# Leibniz equality

I stumbled upon a paper that states leibniz equality is isometric to Martin-Löf identity, parametrically. Could this mean we can just skip the identity type entirely?

Leibniz equality is defined as:

(x ≡ y) = (P : A → Set) → P x → P y

Given any x and y, they're same only given any predicate P, `P(x)` if and only if `P(y)`.

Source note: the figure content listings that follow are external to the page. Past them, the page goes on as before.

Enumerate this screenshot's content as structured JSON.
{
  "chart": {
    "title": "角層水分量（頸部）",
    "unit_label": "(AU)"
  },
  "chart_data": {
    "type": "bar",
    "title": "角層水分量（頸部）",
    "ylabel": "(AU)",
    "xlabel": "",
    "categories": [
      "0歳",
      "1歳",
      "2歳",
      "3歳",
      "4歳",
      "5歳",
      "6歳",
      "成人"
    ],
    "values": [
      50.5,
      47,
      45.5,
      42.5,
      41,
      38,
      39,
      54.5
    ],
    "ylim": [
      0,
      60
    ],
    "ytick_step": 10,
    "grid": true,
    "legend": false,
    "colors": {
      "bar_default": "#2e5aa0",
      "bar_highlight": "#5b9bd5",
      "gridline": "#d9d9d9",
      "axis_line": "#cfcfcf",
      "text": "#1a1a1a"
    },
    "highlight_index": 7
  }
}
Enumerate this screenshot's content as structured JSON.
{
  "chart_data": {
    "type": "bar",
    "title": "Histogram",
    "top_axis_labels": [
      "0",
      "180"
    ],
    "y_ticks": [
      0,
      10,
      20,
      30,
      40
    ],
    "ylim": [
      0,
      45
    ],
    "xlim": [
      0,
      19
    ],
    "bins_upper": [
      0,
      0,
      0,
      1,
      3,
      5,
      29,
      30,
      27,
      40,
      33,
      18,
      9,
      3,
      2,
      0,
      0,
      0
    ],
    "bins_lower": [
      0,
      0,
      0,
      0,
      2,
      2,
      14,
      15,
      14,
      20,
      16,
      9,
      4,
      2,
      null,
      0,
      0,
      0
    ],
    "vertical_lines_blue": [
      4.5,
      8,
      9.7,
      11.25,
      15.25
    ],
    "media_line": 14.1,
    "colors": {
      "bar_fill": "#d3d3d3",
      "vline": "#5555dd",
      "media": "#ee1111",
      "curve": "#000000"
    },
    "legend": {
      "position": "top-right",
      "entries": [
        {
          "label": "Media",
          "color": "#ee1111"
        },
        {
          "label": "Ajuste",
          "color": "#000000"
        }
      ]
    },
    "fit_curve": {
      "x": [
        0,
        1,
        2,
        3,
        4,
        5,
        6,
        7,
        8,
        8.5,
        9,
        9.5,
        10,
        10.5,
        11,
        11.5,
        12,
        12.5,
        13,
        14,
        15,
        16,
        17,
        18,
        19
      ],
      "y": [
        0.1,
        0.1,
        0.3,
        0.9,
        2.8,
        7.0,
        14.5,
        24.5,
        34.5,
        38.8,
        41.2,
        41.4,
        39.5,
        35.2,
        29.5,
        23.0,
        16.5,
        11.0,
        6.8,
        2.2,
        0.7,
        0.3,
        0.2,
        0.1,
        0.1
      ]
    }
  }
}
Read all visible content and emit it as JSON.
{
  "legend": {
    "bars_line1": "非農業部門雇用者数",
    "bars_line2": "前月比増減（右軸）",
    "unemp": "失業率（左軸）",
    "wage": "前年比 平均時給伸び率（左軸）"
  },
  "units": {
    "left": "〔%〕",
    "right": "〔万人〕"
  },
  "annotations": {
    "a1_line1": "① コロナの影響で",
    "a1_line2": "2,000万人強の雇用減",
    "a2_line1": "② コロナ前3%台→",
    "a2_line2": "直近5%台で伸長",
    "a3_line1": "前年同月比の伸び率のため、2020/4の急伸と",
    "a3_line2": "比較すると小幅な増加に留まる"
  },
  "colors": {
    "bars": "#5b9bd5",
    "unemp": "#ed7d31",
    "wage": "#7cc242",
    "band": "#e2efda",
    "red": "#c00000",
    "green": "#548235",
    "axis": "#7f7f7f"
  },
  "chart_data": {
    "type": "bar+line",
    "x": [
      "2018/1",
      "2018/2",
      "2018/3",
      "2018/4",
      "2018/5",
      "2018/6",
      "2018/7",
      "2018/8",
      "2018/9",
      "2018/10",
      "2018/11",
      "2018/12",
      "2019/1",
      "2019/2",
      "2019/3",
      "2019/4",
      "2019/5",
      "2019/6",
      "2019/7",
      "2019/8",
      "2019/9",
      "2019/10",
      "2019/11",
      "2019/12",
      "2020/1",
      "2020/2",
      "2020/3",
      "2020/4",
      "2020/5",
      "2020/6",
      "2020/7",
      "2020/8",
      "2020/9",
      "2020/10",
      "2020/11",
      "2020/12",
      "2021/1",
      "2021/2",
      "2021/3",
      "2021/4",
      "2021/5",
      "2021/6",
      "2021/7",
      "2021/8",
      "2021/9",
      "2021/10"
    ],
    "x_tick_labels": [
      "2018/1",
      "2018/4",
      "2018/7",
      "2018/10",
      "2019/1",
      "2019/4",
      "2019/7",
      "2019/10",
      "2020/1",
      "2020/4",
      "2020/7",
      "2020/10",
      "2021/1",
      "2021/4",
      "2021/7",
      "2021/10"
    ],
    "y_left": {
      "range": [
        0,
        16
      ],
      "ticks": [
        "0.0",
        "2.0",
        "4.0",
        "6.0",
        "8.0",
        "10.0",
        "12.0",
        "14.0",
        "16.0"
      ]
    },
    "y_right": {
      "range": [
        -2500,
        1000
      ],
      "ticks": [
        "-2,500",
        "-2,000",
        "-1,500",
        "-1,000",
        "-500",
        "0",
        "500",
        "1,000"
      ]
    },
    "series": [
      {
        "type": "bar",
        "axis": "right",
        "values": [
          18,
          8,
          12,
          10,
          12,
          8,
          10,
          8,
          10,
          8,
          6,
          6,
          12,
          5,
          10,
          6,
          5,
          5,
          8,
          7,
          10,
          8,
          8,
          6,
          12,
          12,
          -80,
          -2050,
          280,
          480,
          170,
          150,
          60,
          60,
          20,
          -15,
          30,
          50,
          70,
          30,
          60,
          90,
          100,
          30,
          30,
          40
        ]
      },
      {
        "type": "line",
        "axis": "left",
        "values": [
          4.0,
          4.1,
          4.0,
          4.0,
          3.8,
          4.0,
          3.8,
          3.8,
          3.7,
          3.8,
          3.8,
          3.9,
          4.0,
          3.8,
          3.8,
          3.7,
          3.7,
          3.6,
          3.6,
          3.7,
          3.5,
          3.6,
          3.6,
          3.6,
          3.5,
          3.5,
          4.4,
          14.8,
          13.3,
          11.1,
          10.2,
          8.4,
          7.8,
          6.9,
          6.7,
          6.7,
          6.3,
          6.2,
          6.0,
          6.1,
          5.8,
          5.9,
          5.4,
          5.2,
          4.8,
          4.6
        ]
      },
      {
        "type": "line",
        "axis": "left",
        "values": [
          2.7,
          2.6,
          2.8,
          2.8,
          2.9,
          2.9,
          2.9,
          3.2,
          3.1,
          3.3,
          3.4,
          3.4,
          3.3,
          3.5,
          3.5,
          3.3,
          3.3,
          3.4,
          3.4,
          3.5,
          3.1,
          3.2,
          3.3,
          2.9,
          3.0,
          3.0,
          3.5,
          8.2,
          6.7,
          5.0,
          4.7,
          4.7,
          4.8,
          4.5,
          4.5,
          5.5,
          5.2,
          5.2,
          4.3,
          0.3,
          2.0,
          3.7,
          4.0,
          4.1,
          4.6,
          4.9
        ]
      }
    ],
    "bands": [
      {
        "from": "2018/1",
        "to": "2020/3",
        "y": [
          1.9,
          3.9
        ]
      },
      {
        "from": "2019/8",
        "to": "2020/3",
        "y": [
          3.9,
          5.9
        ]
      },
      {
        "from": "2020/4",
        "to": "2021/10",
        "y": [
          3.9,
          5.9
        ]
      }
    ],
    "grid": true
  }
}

The paper presents that we can prove the leibniz equality to be reflexive, transitive and symmetric.

``````reflexive : {a : A} → (a ≡ a)
``````reflexive P = id
``````
``````transitive : {a b c : A} → (a ≡ b) → (b ≡ c) → (a ≡ c)
``````transitive ab bc P = bc P ∘ ab P
``````
``````symmetric : {a b : A} → (a ≡ b) → (b ≡ a)
``````symmetric {a} {b} ab Q = ab P (reflexive Q)
``````  where
``````    P : A → Set
````    P c = (Q c → Q a)````

The symmetry is tricky, but not complicated. Shortly `ab P` has type `(Q a → Q a) → (Q b → Q a)`.

I tried out few things on a paper using these rules. Things seem to work out rather well and it's really easy compared to identity type.

``````congruence : (a ≡ b) → (f a ≡ f b)
````congruence ab Q = ab (Q ∘ f)````

To prove congruence, you prepend function into the constructor.

``pair-eq : (a ≡ b) → (c ≡ d) → ((a,c) ≡ (b,d))``

To prove that pairs are equal, you first construct `((a,c) ≡ (b,c))`, then construct `((b,c) ≡ (b,d))`, then use transitivity.

``sum-conflict : (inl a = inr b) → 0``

To prove that items are not equal, you first prove that an element of type 1 is same as element of type 0, then you provide the constant. Helper function to do that:

``P c = case c of inl a → 1; inr b → 0``

This all is really motivating me to study dependent types because you only need dependent product for leibniz equality.